Lo primero que hizo Brunetti al llegar a su despacho fue abrir la ventana y mirar un momento el lugar en el que Bonsuan solía amarrar la lancha. Luego, fue a la mesa y abrió el informe de la autopsia. Con los años, se había acostumbrado a las peculiaridades de estos informes. La terminología era médica -nombres de huesos, órganos y tejidos- y el modo de los verbos, casi exclusivamente subjuntivo y condicional: «Si se tratara del cuerpo de una persona sana…» «Si no se hubiera trasladado el cuerpo…» «Si se me solicitara un cálculo…»
Varón, joven, probablemente, poco más de veinte años, señales de ortodoncia. Estatura aproximada: 180 centímetros; peso: no más de sesenta kilos. Probable causa de la muerte: una bala en el cerebro. Se acompañaba foto del orificio del cráneo, cuyo pequeño tamaño no desmentía el carácter letal que denotaba su perfecta redondez. La muesca que se observaba en la cara interna de la órbita ocular izquierda podía deberse a la salida del proyectil.
Brunetti interrumpió un momento la lectura para reflexionar sobre la proverbial precaución de los forenses. Aunque a una persona se la encontrara con puñal clavado en el corazón, el informe diría: «La causa de la muerte fue, al parecer…» Lamentó que la autopsia no la hubiera hecho Ettore Rizzardi, el medico legale de Venecia: al cabo de tantos años de trabajar junto a Brunetti podía conseguir que Rizzardi se comprometiera más allá del lenguaje vago y ambiguo de los informes y, en una o dos ocasiones, hasta había logrado que el médico especulara con la posibilidad de que la causa la muerte pudiera ser distinta de la que sugería la autopsia.

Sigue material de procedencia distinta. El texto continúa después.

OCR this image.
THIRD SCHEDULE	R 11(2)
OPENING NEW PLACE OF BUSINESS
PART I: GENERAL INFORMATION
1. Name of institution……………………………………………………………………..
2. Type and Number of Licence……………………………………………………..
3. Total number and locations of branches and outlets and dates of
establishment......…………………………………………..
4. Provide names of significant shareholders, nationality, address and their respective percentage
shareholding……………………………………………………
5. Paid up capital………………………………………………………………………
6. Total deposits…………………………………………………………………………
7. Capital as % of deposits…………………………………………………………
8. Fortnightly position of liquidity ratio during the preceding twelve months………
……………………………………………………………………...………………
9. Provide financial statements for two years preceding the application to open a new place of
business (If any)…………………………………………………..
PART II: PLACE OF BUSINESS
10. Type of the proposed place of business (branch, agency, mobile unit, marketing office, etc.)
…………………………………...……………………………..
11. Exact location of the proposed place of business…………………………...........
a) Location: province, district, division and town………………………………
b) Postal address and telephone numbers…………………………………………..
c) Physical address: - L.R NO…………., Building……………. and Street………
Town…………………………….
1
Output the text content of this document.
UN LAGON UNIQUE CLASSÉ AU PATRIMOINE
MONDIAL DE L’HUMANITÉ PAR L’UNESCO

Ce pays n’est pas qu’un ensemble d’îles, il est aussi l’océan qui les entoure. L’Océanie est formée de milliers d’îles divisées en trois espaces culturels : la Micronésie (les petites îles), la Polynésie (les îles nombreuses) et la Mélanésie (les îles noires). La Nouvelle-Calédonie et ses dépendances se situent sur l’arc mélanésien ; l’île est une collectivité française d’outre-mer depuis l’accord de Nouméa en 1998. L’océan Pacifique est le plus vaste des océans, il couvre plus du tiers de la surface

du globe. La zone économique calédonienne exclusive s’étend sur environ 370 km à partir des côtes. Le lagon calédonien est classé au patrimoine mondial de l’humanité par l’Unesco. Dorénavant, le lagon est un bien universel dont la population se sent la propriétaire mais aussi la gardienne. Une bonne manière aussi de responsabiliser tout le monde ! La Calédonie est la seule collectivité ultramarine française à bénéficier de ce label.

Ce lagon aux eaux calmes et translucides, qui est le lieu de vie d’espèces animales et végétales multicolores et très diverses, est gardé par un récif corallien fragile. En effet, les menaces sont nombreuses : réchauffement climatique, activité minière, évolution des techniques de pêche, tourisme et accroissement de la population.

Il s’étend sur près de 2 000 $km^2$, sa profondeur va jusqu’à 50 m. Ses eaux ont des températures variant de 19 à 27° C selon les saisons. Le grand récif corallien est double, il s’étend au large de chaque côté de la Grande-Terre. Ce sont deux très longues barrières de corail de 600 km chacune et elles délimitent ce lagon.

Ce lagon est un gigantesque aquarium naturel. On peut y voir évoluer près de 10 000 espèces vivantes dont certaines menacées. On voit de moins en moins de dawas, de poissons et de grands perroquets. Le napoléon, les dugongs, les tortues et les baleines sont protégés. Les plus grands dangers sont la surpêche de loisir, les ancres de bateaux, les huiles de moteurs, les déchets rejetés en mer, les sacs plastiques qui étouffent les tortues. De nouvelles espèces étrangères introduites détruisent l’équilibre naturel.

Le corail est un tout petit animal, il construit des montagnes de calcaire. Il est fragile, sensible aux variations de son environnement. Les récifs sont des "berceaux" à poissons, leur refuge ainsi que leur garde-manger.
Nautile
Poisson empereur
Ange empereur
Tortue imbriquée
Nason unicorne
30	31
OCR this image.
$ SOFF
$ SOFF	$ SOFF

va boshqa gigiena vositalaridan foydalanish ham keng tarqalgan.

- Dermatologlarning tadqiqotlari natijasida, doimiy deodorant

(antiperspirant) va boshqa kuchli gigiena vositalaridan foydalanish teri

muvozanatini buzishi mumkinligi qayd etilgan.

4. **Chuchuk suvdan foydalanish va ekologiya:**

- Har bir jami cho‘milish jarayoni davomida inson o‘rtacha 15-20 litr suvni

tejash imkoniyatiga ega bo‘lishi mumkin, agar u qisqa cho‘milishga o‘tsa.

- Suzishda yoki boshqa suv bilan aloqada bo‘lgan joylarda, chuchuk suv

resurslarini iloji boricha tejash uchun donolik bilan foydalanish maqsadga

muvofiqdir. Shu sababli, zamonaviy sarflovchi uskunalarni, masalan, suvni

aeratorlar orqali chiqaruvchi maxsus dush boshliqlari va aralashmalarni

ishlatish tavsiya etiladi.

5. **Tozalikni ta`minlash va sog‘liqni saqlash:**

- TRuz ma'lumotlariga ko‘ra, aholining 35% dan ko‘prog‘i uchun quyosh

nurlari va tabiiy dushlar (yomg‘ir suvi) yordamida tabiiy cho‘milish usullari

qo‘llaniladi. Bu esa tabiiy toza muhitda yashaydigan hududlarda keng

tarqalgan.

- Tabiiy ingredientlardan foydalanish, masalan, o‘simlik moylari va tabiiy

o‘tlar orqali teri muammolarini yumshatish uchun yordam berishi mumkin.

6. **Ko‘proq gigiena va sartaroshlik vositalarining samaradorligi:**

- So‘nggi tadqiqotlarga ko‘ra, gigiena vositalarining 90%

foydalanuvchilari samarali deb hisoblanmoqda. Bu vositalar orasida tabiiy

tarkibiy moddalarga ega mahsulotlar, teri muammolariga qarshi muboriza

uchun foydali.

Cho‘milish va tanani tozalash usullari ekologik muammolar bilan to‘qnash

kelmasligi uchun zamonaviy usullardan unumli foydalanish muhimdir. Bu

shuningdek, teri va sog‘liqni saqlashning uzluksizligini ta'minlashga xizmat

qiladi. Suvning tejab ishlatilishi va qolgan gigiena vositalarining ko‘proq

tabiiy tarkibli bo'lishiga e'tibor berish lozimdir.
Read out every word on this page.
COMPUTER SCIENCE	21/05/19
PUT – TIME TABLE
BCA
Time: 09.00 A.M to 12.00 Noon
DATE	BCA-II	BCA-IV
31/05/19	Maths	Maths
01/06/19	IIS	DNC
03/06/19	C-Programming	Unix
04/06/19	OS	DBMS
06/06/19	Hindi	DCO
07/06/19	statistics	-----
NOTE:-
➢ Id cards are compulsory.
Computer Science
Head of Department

Como el tractor había removido varios huesos y roto otros, no había posibilidad de determinar si el difunto llevaba puesto el anillo que había aparecido con los restos. Los funcionarios que lo habían encontrado no habían marcado su posición exacta antes de darlo al medico legale, por lo que era imposible decir dónde se hallaba en relación con el cuerpo, el cual también había sido removido por los funcionarios.
Cuando fue enterrado, el hombre, aparte los zapatos negros del número 42 y calcetines de algodón oscuros, sólo llevaba un pantalón de lana azul y camisa de algodón blanco. Brunetti recordó que en el informe de la policía se decía que, en el momento de su desaparición, Lorenzoni llevaba un traje azul. Como durante ello y el invierno anteriores había llovido mucho en la provincia de Belluno y, además, el campo se encontraba al pie de dos montes, el agua acumulada en él había acelerado la descomposición tanto de la tela como del cadáver.
Se estaban practicando análisis toxicológicos de los órganos, cuyos resultados se conocerían dentro de una semana, lo mismo que los de unas pruebas que se realizarían en los huesos. Aunque los fragmentos de tejido pulmonar estaban muy deteriorados como para que las conclusiones fueran fiables, había pruebas de que aquel hombre había sido un gran fumador. Brunetti, recordando lo que había dicho la novia de Roberto, desesperaba de la utilidad de las autopsias. En una carpeta de plástico transparente había un juego completo de radiografías dentales.
– Veamos qué dice el dentista -dijo Brunetti en voz alta, y alargó la mano hacia el teléfono. Mientras esperaba línea con el exterior, abrió su ejemplar del expediente Lorenzoni y buscó el número del conde Ludovico.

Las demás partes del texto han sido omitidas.